Report Highlights Considerations for Critical Infrastructure Cybersecurity
Tuesday, May 29, 2018 | Comments

A new report from ICASA , an IT industry trade organization, offered a look into the state of cybersecurity for smart cities and the critical infrastructure systems they depend on.

Global survey respondents flagged the energy sector as the critical infrastructure system most susceptible to cyberattacks, followed by communications and financial services. Energy and communications were also among the top three critical infrastructure sectors that respondents anticipate can benefit the most from smart cities, along with transportation.

The research showed that malware/ransomware and denial of service are the two most concerning types of smart infrastructure attacks. Additionally, respondents noted that cities’ smart infrastructure is most likely to be targeted by nation states and hacktivists.

Only 15 percent of respondents said they consider cities to be equipped to contend with smart infrastructure cyberattacks, while 55 percent of respondents said they think national governments would be better suited to deal with the threats.

“Before our cities can be identified as being ‘smart,’ we must find and foremost transfer this smart attitude to the way we approach and govern the rollout of new technology and systems,” said Robert E. Stroud, past ICASA board chair and chief product officer at XebiaLabs. “Our urban centers have many potentially attractive targets for those with ill intent, so it is critical that cities make needed investments in well-trained security professionals and in modernizing their IT infrastructure.”

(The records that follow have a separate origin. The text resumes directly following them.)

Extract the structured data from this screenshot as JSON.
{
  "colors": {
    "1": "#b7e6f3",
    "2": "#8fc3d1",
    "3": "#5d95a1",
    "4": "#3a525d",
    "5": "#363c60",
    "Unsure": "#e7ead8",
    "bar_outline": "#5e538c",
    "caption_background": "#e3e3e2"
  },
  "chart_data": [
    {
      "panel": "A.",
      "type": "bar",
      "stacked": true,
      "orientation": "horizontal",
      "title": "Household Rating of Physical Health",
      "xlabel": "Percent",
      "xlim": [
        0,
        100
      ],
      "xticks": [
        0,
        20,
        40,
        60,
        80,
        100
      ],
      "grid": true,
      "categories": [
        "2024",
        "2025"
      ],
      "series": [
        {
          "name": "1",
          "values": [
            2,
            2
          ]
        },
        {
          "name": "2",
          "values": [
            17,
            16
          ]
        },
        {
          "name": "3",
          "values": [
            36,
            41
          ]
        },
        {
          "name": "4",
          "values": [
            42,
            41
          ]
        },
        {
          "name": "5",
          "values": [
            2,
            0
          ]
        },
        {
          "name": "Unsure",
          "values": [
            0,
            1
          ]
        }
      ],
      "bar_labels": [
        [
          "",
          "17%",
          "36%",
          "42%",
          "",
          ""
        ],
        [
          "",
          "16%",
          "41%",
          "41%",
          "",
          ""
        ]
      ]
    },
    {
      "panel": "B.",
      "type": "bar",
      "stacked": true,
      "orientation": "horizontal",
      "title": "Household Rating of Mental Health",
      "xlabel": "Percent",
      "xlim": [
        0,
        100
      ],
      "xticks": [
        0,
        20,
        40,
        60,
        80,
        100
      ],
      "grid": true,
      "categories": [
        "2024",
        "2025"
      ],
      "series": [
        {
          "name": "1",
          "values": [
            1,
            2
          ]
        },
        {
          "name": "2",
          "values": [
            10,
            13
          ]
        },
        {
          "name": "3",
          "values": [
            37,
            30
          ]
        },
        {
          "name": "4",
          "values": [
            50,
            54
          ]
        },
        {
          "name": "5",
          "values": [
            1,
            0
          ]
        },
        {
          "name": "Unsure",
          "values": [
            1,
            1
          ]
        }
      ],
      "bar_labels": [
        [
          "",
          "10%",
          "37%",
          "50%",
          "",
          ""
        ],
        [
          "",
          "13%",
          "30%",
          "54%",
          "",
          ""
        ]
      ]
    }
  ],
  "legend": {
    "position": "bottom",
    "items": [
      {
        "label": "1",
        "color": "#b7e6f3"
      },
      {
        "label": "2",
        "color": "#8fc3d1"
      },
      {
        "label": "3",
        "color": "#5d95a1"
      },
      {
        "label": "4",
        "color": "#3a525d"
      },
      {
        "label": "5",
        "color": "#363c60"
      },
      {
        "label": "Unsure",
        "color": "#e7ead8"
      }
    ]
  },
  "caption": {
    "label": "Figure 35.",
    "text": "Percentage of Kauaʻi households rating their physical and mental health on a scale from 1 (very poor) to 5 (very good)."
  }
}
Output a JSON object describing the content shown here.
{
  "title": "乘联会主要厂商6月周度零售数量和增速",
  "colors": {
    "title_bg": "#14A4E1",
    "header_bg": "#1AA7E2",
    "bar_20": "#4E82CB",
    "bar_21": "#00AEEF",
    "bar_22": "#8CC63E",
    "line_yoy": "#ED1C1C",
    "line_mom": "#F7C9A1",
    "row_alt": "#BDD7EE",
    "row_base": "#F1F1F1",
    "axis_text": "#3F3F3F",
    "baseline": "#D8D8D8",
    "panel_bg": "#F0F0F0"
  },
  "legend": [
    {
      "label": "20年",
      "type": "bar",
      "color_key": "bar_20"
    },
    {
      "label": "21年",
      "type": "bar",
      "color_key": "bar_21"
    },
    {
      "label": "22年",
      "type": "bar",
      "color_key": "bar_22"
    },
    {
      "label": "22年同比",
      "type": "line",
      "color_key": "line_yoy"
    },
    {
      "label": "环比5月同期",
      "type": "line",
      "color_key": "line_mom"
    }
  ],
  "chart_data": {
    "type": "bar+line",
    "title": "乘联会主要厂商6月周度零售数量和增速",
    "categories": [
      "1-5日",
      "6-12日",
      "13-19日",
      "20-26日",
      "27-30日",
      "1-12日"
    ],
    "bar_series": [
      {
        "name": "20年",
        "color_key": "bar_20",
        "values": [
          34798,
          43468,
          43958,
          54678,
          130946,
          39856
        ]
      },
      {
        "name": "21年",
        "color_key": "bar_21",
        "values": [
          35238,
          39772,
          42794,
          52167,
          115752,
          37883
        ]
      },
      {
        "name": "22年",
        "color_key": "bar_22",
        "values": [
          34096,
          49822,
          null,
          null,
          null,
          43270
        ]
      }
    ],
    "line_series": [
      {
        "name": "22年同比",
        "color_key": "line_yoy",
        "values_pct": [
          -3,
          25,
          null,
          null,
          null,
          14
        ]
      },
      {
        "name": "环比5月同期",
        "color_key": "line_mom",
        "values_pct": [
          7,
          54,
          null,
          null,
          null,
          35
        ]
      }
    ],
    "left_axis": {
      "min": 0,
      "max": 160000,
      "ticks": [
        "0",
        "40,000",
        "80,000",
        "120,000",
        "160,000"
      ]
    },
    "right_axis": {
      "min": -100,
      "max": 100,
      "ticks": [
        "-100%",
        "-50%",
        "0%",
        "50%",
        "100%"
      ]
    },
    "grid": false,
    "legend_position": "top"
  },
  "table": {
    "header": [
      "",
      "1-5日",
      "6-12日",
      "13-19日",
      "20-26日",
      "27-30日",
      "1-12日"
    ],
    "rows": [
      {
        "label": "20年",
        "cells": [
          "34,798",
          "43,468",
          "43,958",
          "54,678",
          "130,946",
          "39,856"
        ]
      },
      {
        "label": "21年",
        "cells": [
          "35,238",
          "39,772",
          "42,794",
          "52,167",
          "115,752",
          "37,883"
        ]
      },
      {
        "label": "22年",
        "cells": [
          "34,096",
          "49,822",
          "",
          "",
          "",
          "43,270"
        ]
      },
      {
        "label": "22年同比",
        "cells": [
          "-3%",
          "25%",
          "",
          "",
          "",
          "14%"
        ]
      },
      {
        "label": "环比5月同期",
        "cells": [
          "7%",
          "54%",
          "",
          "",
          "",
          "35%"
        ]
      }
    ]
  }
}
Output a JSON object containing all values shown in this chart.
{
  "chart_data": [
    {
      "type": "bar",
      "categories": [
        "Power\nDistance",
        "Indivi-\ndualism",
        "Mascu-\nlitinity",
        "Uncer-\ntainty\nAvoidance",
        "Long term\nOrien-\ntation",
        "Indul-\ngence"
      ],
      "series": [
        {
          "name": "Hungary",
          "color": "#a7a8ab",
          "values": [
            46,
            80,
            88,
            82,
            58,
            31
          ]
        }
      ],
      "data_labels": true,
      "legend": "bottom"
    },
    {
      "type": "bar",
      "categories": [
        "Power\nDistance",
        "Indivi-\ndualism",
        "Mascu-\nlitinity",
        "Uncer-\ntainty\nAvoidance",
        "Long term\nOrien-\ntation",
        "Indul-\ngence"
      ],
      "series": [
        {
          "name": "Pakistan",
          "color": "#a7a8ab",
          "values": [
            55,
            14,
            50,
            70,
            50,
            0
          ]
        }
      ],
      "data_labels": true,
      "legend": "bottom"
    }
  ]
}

The majority respondents said implementing new tools and techniques such as smart grids and artificial intelligence (AI) for cybersecurity is important, but less than half said they those technique would likely be implemented in the next five years.

The need for more effective communications with residents living in a developing smart city is also apparent, as three in four respondents indicated that municipal governments have not educated residents well about the benefits living in smart cities.

The study polled around 2,000 global respondents in February and March.